We are aware that the responsibility of introducing recent scientific knowledge, such as epigenetics, in school science should not solely be placed on the teachers. The responsibility ought to be shared between teachers and the collaborative creators of standards, curricula, textbooks, national assessments, etc., for example, national committees developing learning progressions and curricula. Indeed, all these stakeholders, together with teachers, jointly form the dominant culture that establishes the selective teaching tradition (Williams, see McGuigan, 2014; Sund, 2016). Therefore, all stakeholders influencing biology education have a collective responsibility to break the selective teaching tradition of genetic determinism. It might actually be difficult for teachers to break away from this teaching tradition, although Swedish teachers have a great deal of freedom to do so when enacting the general stated national curriculum. Despite this, our study has contributed some suggestions for teachers who want to move away from a genetically deterministic teaching tradition. Other studies should investigate the roles of other stakeholders in this endeavour.
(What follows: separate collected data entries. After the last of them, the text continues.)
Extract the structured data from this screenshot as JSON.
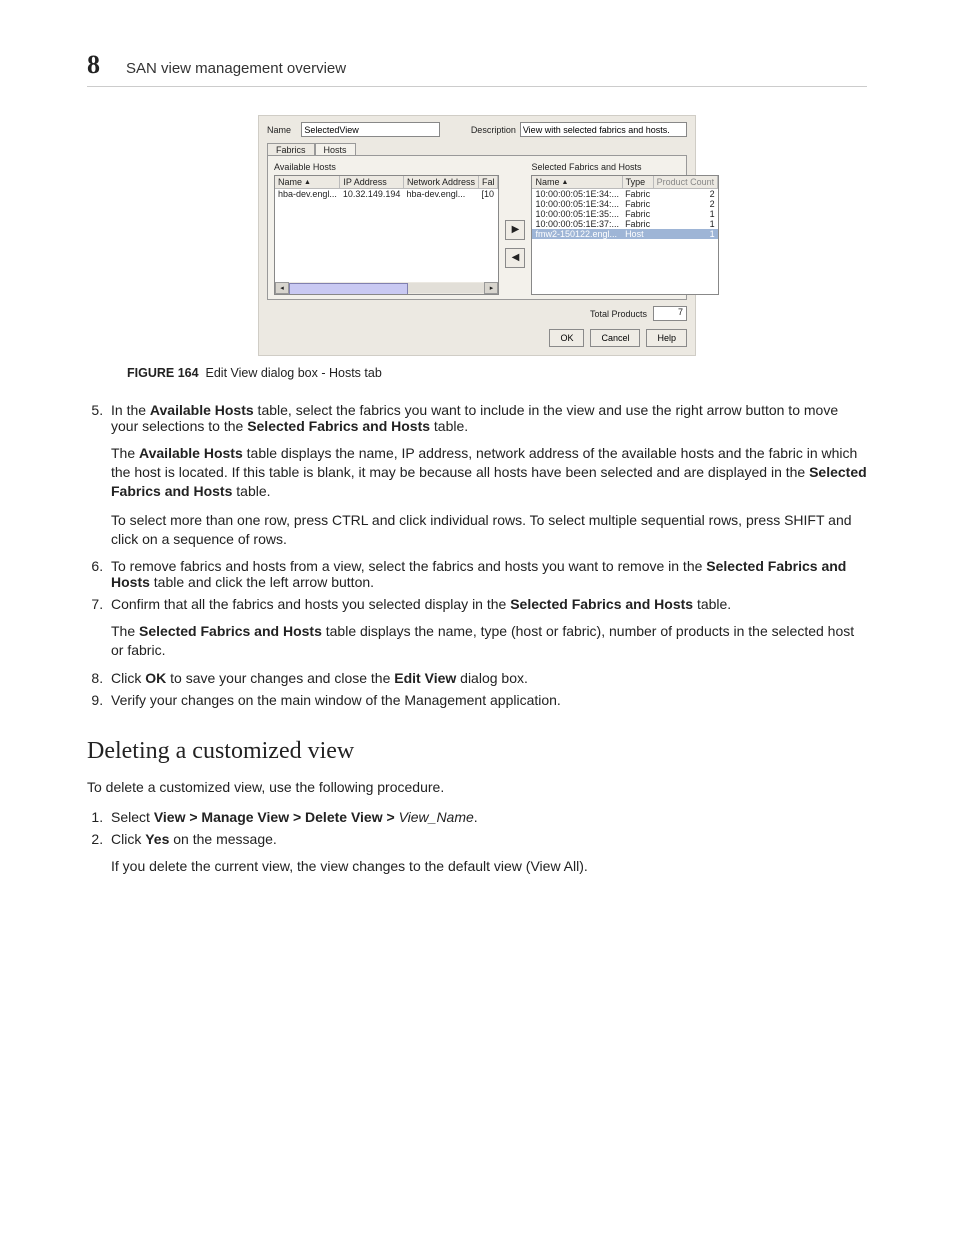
{
  "header": {
    "chapter_number": "8",
    "chapter_title": "SAN view management overview"
  },
  "dialog": {
    "name_label": "Name",
    "name_value": "SelectedView",
    "desc_label": "Description",
    "desc_value": "View with selected fabrics and hosts.",
    "tabs": {
      "fabrics": "Fabrics",
      "hosts": "Hosts"
    },
    "left": {
      "title": "Available Hosts",
      "cols": [
        "Name",
        "IP Address",
        "Network Address",
        "Fal"
      ],
      "rows": [
        {
          "name": "hba-dev.engl...",
          "ip": "10.32.149.194",
          "net": "hba-dev.engl...",
          "fab": "[10"
        }
      ]
    },
    "arrow_right": "▶",
    "arrow_left": "◀",
    "right": {
      "title": "Selected Fabrics and Hosts",
      "cols": [
        "Name",
        "Type",
        "Product Count"
      ],
      "rows": [
        {
          "name": "10:00:00:05:1E:34:...",
          "type": "Fabric",
          "count": "2",
          "sel": false
        },
        {
          "name": "10:00:00:05:1E:34:...",
          "type": "Fabric",
          "count": "2",
          "sel": false
        },
        {
          "name": "10:00:00:05:1E:35:...",
          "type": "Fabric",
          "count": "1",
          "sel": false
        },
        {
          "name": "10:00:00:05:1E:37:...",
          "type": "Fabric",
          "count": "1",
          "sel": false
        },
        {
          "name": "fmw2-150122.engl...",
          "type": "Host",
          "count": "1",
          "sel": true
        }
      ]
    },
    "totals_label": "Total Products",
    "totals_value": "7",
    "buttons": {
      "ok": "OK",
      "cancel": "Cancel",
      "help": "Help"
    }
  },
  "figure": {
    "label": "FIGURE 164",
    "caption": "Edit View dialog box - Hosts tab"
  },
  "steps1": {
    "s5": {
      "a": "In the ",
      "b": "Available Hosts",
      "c": " table, select the fabrics you want to include in the view and use the right arrow button to move your selections to the ",
      "d": "Selected Fabrics and Hosts",
      "e": " table."
    },
    "p5a": {
      "a": "The ",
      "b": "Available Hosts",
      "c": " table displays the name, IP address, network address of the available hosts and the fabric in which the host is located. If this table is blank, it may be because all hosts have been selected and are displayed in the ",
      "d": "Selected Fabrics and Hosts",
      "e": " table."
    },
    "p5b": "To select more than one row, press CTRL and click individual rows. To select multiple sequential rows, press SHIFT and click on a sequence of rows.",
    "s6": {
      "a": "To remove fabrics and hosts from a view, select the fabrics and hosts you want to remove in the ",
      "b": "Selected Fabrics and Hosts",
      "c": " table and click the left arrow button."
    },
    "s7": {
      "a": "Confirm that all the fabrics and hosts you selected display in the ",
      "b": "Selected Fabrics and Hosts",
      "c": " table."
    },
    "p7": {
      "a": "The ",
      "b": "Selected Fabrics and Hosts",
      "c": " table displays the name, type (host or fabric), number of products in the selected host or fabric."
    },
    "s8": {
      "a": "Click ",
      "b": "OK",
      "c": " to save your changes and close the ",
      "d": "Edit View",
      "e": " dialog box."
    },
    "s9": "Verify your changes on the main window of the Management application."
  },
  "section2": {
    "title": "Deleting a customized view",
    "intro": "To delete a customized view, use the following procedure.",
    "s1": {
      "a": "Select ",
      "b": "View > Manage View > Delete View > ",
      "c": "View_Name",
      "d": "."
    },
    "s2": {
      "a": "Click ",
      "b": "Yes",
      "c": " on the message."
    },
    "p2": "If you delete the current view, the view changes to the default view (View All)."
  }
}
Our choice of selecting only experienced teachers for this study could be challenged. Novice teachers have a more recent biology education, possibly including epigenetics, and might thus be more likely to adapt their teaching. However, the most important reason for excluding novice teachers was that the majority of biology teachers in schools could be regarded as experienced. Thus, our decision to select only experienced teachers resulted in findings that are relevant for the majority of biology teachers. While it might be assumed that it is easier for new teachers to change, it is actually more challenging for them to alter an existing and established teaching tradition (Sund, 2016). Due to the significance of such tradition in this case, it is more relevant to focus on experienced teachers, as they usually have a greater influence on the prevailing culture. It should be kept in mind that the sample is very small and the results are not necessarily generalisable. As expected, teacher comments did not come evenly from all teachers; however, we perceived that the more vocal teachers expressed and summarised what the group wanted to deliver.
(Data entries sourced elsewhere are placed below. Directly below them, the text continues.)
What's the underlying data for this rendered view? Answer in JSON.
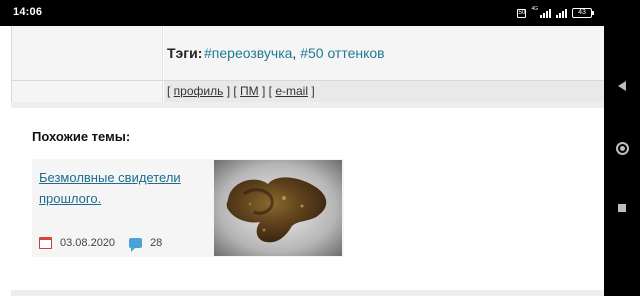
{
  "status_bar": {
    "time": "14:06",
    "sim_label": "50",
    "network_label": "4G",
    "battery": "43"
  },
  "post_info": {
    "tags_label": "Тэги:",
    "tags": [
      "#переозвучка",
      "#50 оттенков"
    ],
    "tags_separator": ", ",
    "links": {
      "open": "[ ",
      "profile": "профиль",
      "sep1": " ] [ ",
      "pm": "ПМ",
      "sep2": " ] [ ",
      "email": "e-mail",
      "close": " ]"
    }
  },
  "similar": {
    "heading": "Похожие темы:",
    "topics": [
      {
        "title": "Безмолвные свидетели прошлого.",
        "date": "03.08.2020",
        "comments": "28",
        "thumbnail": "rusty-artifact-photo"
      }
    ]
  },
  "nav_bar": {
    "back": "back-icon",
    "home": "home-icon",
    "recents": "recents-icon"
  },
  "colors": {
    "link": "#1f7a94",
    "topic_link": "#1f6d8c",
    "calendar": "#d9443c",
    "comment": "#4aa3d8"
  }
}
It could be argued that the presence of researchers during group discussions influenced the teachers not to be entirely open. When deciding how to collect the data, it was considered important for the researchers to join the groups in order to answer questions about epigenetics and research on teaching genetics, as these topics were new to the teachers. We tried to steer the group discussions to be as open as possible, but sometimes one or more teachers, or even the whole group, disagreed with a statement made by us, indicating a somewhat uncomfortable feeling within the group. Their hesitation about omitting traditional teaching of genetics courses when including epigenetics could be regarded as a sign of confidence. However, to strengthen the teachers’ possibilities to have their voices heard in as unaffected a way as possible, they were given the option to submit individual reflections after each meeting. Some reflections questioned different parts of the programme, and we interpreted these as the teachers expressing their honest thoughts and opinions.
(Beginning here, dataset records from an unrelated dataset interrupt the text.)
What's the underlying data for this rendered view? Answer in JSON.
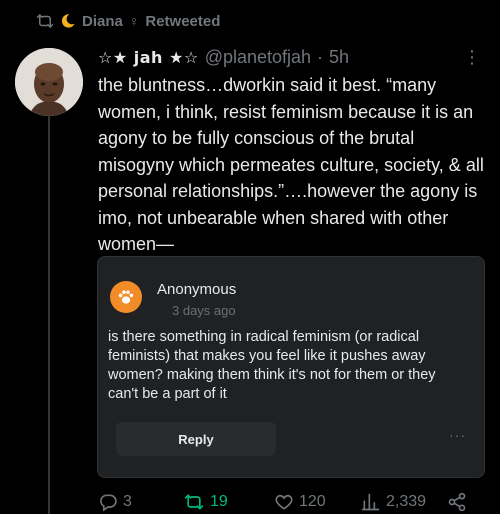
{
  "retweet": {
    "name": "Diana",
    "label": "Retweeted"
  },
  "tweet": {
    "display_name": "☆★ jah ★☆",
    "handle": "@planetofjah",
    "separator": "·",
    "time": "5h",
    "text": "the bluntness…dworkin said it best. “many women, i think, resist feminism because it is an agony to be fully conscious of the brutal misogyny which permeates culture, society, & all personal relationships.”….however the agony is imo, not unbearable when shared with other women—"
  },
  "card": {
    "author": "Anonymous",
    "time": "3 days ago",
    "question": "is there something in radical feminism (or radical feminists) that makes you feel like it pushes away women? making them think it's not for them or they can't be a part of it",
    "reply_label": "Reply"
  },
  "actions": {
    "replies": "3",
    "retweets": "19",
    "likes": "120",
    "views": "2,339"
  },
  "colors": {
    "background": "#000000",
    "text": "#e7e9ea",
    "muted": "#71767b",
    "retweet_green": "#00ba7c",
    "card_bg": "#202123",
    "anon_orange": "#f28c28"
  }
}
As shown above, by introducing epigenetics into a teacher professional development programme, we found openings for challenging the traditional teaching of genetics courses that supports a deterministic perspective. We claim that the same strategy to challenge selective teaching traditions could also be applied to other topics and disciplines. By adding new concepts to already familiar ones from traditional teaching, the teachers took steps towards adopting new perspectives. The use of already implemented practical and interesting examples from students’ everyday lives, e.g. the importance of physical exercise, helped broaden the teachers’ views. Hence, we argue that taking advantage of an already open trajectory towards students’ interests could be a way to introduce new perspectives. These findings could serve as an inspiration for how to challenge selective traditions in other topics and disciplines as well, by introducing a “bridge” between familiar, traditional teaching and the new perspectives.